Educators, school administrators and others wanting to know more about the people and places that have shaped African-American history in Florida will spend five days visiting key sites in different parts of the state.


On the “African American Heritage Tour,” which begins July 10, participants will visit a variety of historical landmarks – from Hillsborough County where the routes slaves used to escape to freedom have been chronicled, to Tallahassee where the Black Archives Research Center and Museum at Florida Agriculture and Mechanical University offers scores of displays on African American antiques and “Old South” memorabilia. In Tallahassee the tourists also will learn about banking for blacks during the Reconstruction era at the Freedman’s Savings Bank.

In Daytona Beach, they will visit sites associated with Mary M. Bethune in education and civil rights, and Jackie Robinson in professional athletics. In Jacksonville, they will learn about James Weldon Johnson, the NAACP activist/attorney, school principal, author/lyricist and U.S. ambassador, and A. Phillip Randolph, a civil rights activist and organizer of the Pullman car porters and the civil rights march on Washington.

“I think it is important,” said Sherrilyn Scott, a member of the State of Florida’s African American History Task Force. “I always tell people, ‘Know your history, love your history and never leave home without it.”

The task force, which includes educators and administrators representing various school districts in the state, is working with the U.S. Commission of the United Nations Educational, Scientific and Cultural Organization to offer the tour, said Sherry DuPree, a task force member and director of the tour project.

“It’s a cooperative, grassroots approach and a very educational approach,” DuPree said of the tour, which eventually will grow to include South Florida and other parts of the state, she said.

“We can not run over the state in one week,” said DuPree, who is based in Gainesville and is a published author and Smithsonian Institution scholar who has done research on Pentecostal churches in the United States. “We don’t ride in and ride out. We have to allow time and take segments of the state.”

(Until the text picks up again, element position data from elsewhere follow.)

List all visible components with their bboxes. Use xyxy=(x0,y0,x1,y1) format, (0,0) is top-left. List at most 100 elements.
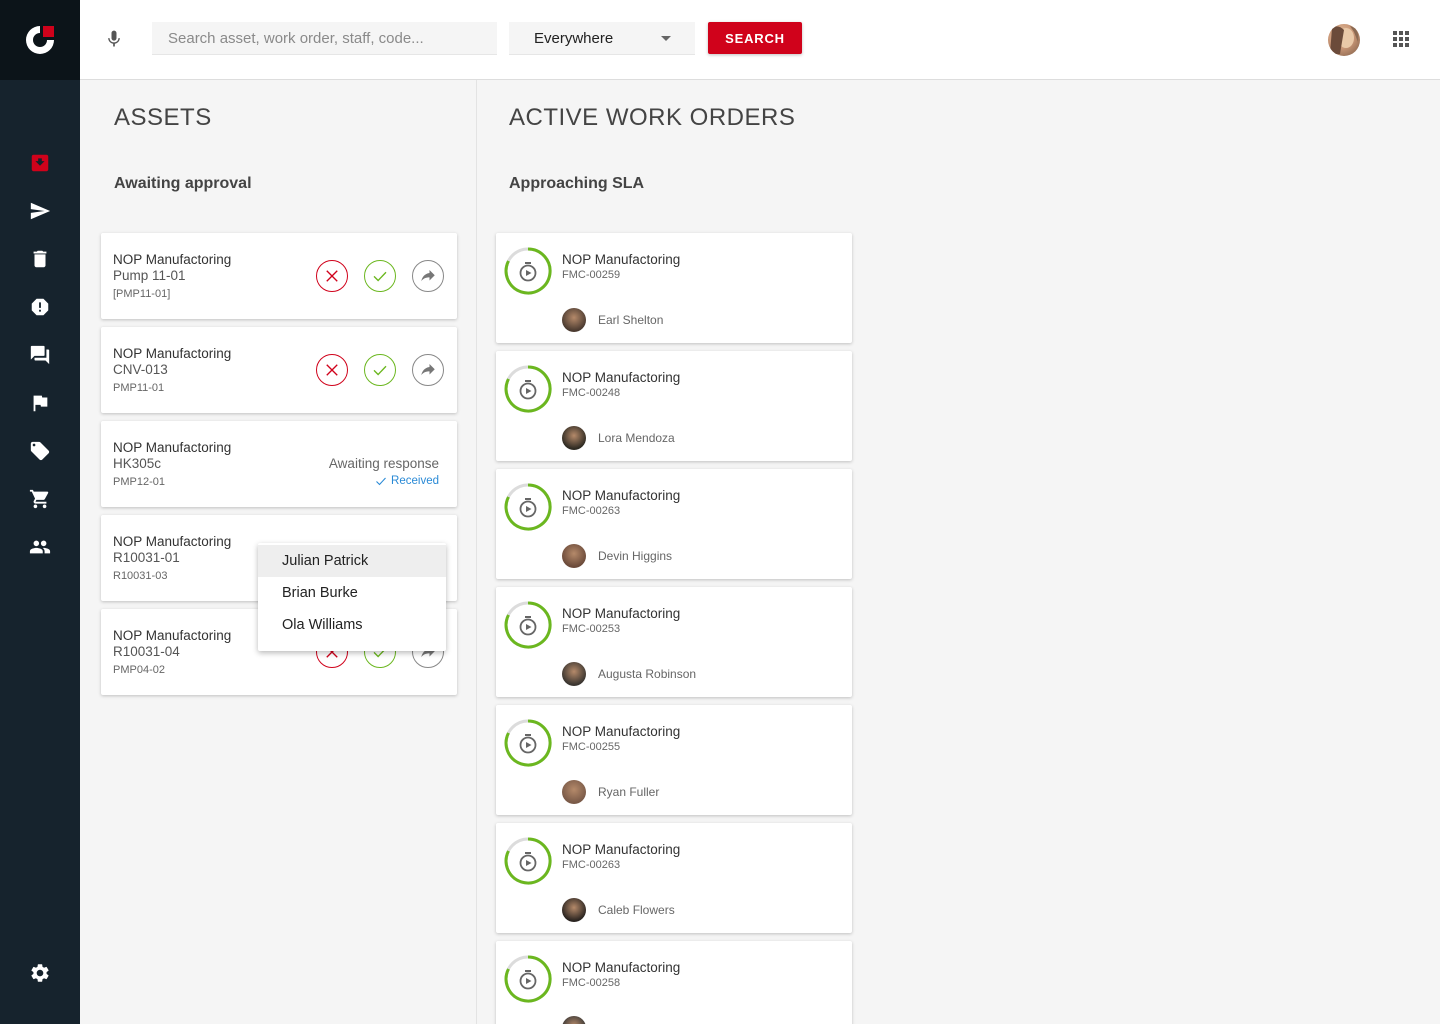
assignee-name: Earl Shelton xyxy=(598,313,664,327)
forward-arrow-icon xyxy=(421,364,435,376)
microphone-icon[interactable] xyxy=(104,26,124,52)
work-order-code: FMC-00263 xyxy=(562,859,621,871)
work-order-code: FMC-00263 xyxy=(562,505,621,517)
sla-timer-icon xyxy=(504,365,552,413)
search-button[interactable]: SEARCH xyxy=(708,22,802,54)
dropdown-option[interactable]: Julian Patrick xyxy=(258,545,446,577)
inbox-icon[interactable] xyxy=(28,151,52,175)
status-text: Awaiting response xyxy=(328,456,439,471)
work-order-card[interactable]: NOP Manufactoring FMC-00263 Devin Higgins xyxy=(496,469,852,579)
dropdown-option[interactable]: Ola Williams xyxy=(258,609,446,641)
work-order-assignee[interactable]: Lora Mendoza xyxy=(562,426,675,450)
work-order-company: NOP Manufactoring xyxy=(562,252,681,267)
flag-icon[interactable] xyxy=(28,391,52,415)
assignee-name: Caleb Flowers xyxy=(598,903,675,917)
work-order-code: FMC-00258 xyxy=(562,977,621,989)
work-order-assignee[interactable]: Caleb Flowers xyxy=(562,898,675,922)
asset-code: PMP12-01 xyxy=(113,476,165,488)
asset-company: NOP Manufactoring xyxy=(113,440,232,455)
assignee-name: Augusta Robinson xyxy=(598,667,697,681)
work-order-code: FMC-00253 xyxy=(562,623,621,635)
avatar xyxy=(562,1016,586,1024)
assets-title: ASSETS xyxy=(114,104,212,131)
send-icon[interactable] xyxy=(28,199,52,223)
work-order-company: NOP Manufactoring xyxy=(562,960,681,975)
work-order-assignee[interactable]: Earl Shelton xyxy=(562,308,663,332)
avatar xyxy=(562,662,586,686)
people-icon[interactable] xyxy=(28,535,52,559)
settings-icon[interactable] xyxy=(28,961,52,985)
received-label: Received xyxy=(391,475,439,487)
sla-timer-icon xyxy=(504,719,552,767)
sidebar xyxy=(0,0,80,1024)
sla-timer-icon xyxy=(504,483,552,531)
asset-card[interactable]: NOP Manufactoring Pump 11-01 [PMP11-01] xyxy=(101,233,457,319)
chevron-down-icon xyxy=(661,36,671,41)
search-scope-select[interactable]: Everywhere xyxy=(509,22,695,55)
assignee-name: Lora Mendoza xyxy=(598,431,675,445)
reject-button[interactable] xyxy=(316,260,348,292)
work-order-card[interactable]: NOP Manufactoring FMC-00255 Ryan Fuller xyxy=(496,705,852,815)
asset-code: PMP04-02 xyxy=(113,664,165,676)
alert-icon[interactable] xyxy=(28,295,52,319)
asset-company: NOP Manufactoring xyxy=(113,252,232,267)
avatar xyxy=(562,780,586,804)
sla-timer-icon xyxy=(504,601,552,649)
work-order-assignee[interactable]: Devin Higgins xyxy=(562,544,672,568)
work-orders-title: ACTIVE WORK ORDERS xyxy=(509,104,796,131)
asset-company: NOP Manufactoring xyxy=(113,534,232,549)
column-divider xyxy=(476,80,477,1024)
received-status: Received xyxy=(375,475,439,487)
work-order-assignee[interactable] xyxy=(562,1016,598,1024)
forward-button[interactable] xyxy=(412,260,444,292)
assets-subtitle: Awaiting approval xyxy=(114,175,252,192)
forward-to-dropdown: Julian Patrick Brian Burke Ola Williams xyxy=(258,543,446,651)
sla-timer-icon xyxy=(504,247,552,295)
work-order-code: FMC-00255 xyxy=(562,741,621,753)
asset-company: NOP Manufactoring xyxy=(113,628,232,643)
work-order-card[interactable]: NOP Manufactoring FMC-00258 xyxy=(496,941,852,1024)
avatar xyxy=(562,544,586,568)
asset-name: R10031-01 xyxy=(113,550,180,565)
asset-name: Pump 11-01 xyxy=(113,268,186,283)
work-order-company: NOP Manufactoring xyxy=(562,842,681,857)
avatar xyxy=(562,898,586,922)
asset-card[interactable]: NOP Manufactoring HK305c PMP12-01 Awaiti… xyxy=(101,421,457,507)
work-order-company: NOP Manufactoring xyxy=(562,488,681,503)
asset-name: HK305c xyxy=(113,456,162,471)
assignee-name: Ryan Fuller xyxy=(598,785,660,799)
user-avatar[interactable] xyxy=(1328,24,1360,56)
approve-button[interactable] xyxy=(364,260,396,292)
forward-arrow-icon xyxy=(421,270,435,282)
asset-code: R10031-03 xyxy=(113,570,168,582)
work-order-card[interactable]: NOP Manufactoring FMC-00259 Earl Shelton xyxy=(496,233,852,343)
check-icon xyxy=(373,271,387,282)
search-input[interactable] xyxy=(152,22,497,55)
chat-icon[interactable] xyxy=(28,343,52,367)
forward-button[interactable] xyxy=(412,354,444,386)
cart-icon[interactable] xyxy=(28,487,52,511)
work-order-assignee[interactable]: Ryan Fuller xyxy=(562,780,659,804)
trash-icon[interactable] xyxy=(28,247,52,271)
search-scope-value: Everywhere xyxy=(534,29,614,47)
asset-card[interactable]: NOP Manufactoring CNV-013 PMP11-01 xyxy=(101,327,457,413)
asset-code: PMP11-01 xyxy=(113,382,165,394)
check-icon xyxy=(373,365,387,376)
tag-icon[interactable] xyxy=(28,439,52,463)
work-order-card[interactable]: NOP Manufactoring FMC-00253 Augusta Robins… xyxy=(496,587,852,697)
work-order-card[interactable]: NOP Manufactoring FMC-00263 Caleb Flowers xyxy=(496,823,852,933)
work-order-assignee[interactable]: Augusta Robinson xyxy=(562,662,696,686)
approve-button[interactable] xyxy=(364,354,396,386)
close-icon xyxy=(326,270,338,282)
work-order-company: NOP Manufactoring xyxy=(562,606,681,621)
user-photo-icon xyxy=(1330,26,1359,54)
app-logo[interactable] xyxy=(0,0,80,80)
reject-button[interactable] xyxy=(316,354,348,386)
work-orders-subtitle: Approaching SLA xyxy=(509,175,645,192)
dropdown-option[interactable]: Brian Burke xyxy=(258,577,446,609)
apps-grid-icon[interactable] xyxy=(1393,31,1409,47)
work-order-code: FMC-00259 xyxy=(562,269,621,281)
avatar xyxy=(562,426,586,450)
check-icon xyxy=(376,477,386,486)
work-order-card[interactable]: NOP Manufactoring FMC-00248 Lora Mendoza xyxy=(496,351,852,461)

Scott, a curriculum and instruction supervisor for Miami-Dade County Public Schools, agrees that the tour should include South Florida.

“Miami-Dade County Public School District has 319,000 students,” Scott said, “and African Americans are 26 percent of the population. It’s key that we share this information. Having the tour come down would shed light on the struggle of what it took for us to get where we are today.”


This upcoming tour, which costs $190, targets educators who are encouraged to incorporate their new-found knowledge and awareness of African-American history into their classroom instruction.  Participants will receive a certificate of completion for submission to the school district to earn professional development credits. 

The project also helps educators know about people and events that are not covered in text books. “It serves as a constant reminder of the struggle in our story,” Scott added. “A lot of our history was not documented.”

About 30 participants have signed up for the tour, which begins at the black-owned and managed Innisbrook Resort in Tampa, and continues with lectures and visits to the Kingsley Plantation at Fort George Island near Jacksonville, Fort Mose, the first free community of ex-slaves, founded in 1738. In the Orlando area, educators will learn about African-American culture before desegregation. They will tour the business/entertainment district and visit the Wells' Built Museum's exhibit and video on African American Music performers.

Although the tour is designed for education professionals, others, including independent researchers, are also included. Brian Williams, vice mayor of Palmetto City, and Bonnie Burgess, former mayor of Alachua, also have signed on for the tour.

Beyond the tour’s reach, Scott said it is important that school districts implement African-American history each school day, which is a mandate of the task force.

Only six of the state’s 66 school districts demonstrate what Scott calls an “exemplary curriculum” that incorporates African-American history. Broward, Palm Beach and Miami-Dade school districts are among the six.

Scott also serves on a state-wide instructional text book committee, which will select the social studies textbooks for the state’s 66 school districts.

“We make sure African-American history is covered,” Scott said.

In the past, added DuPree, text books would include only one picture of a slave who was brought to America.
“They did not want to deal with the hidden history,” she said.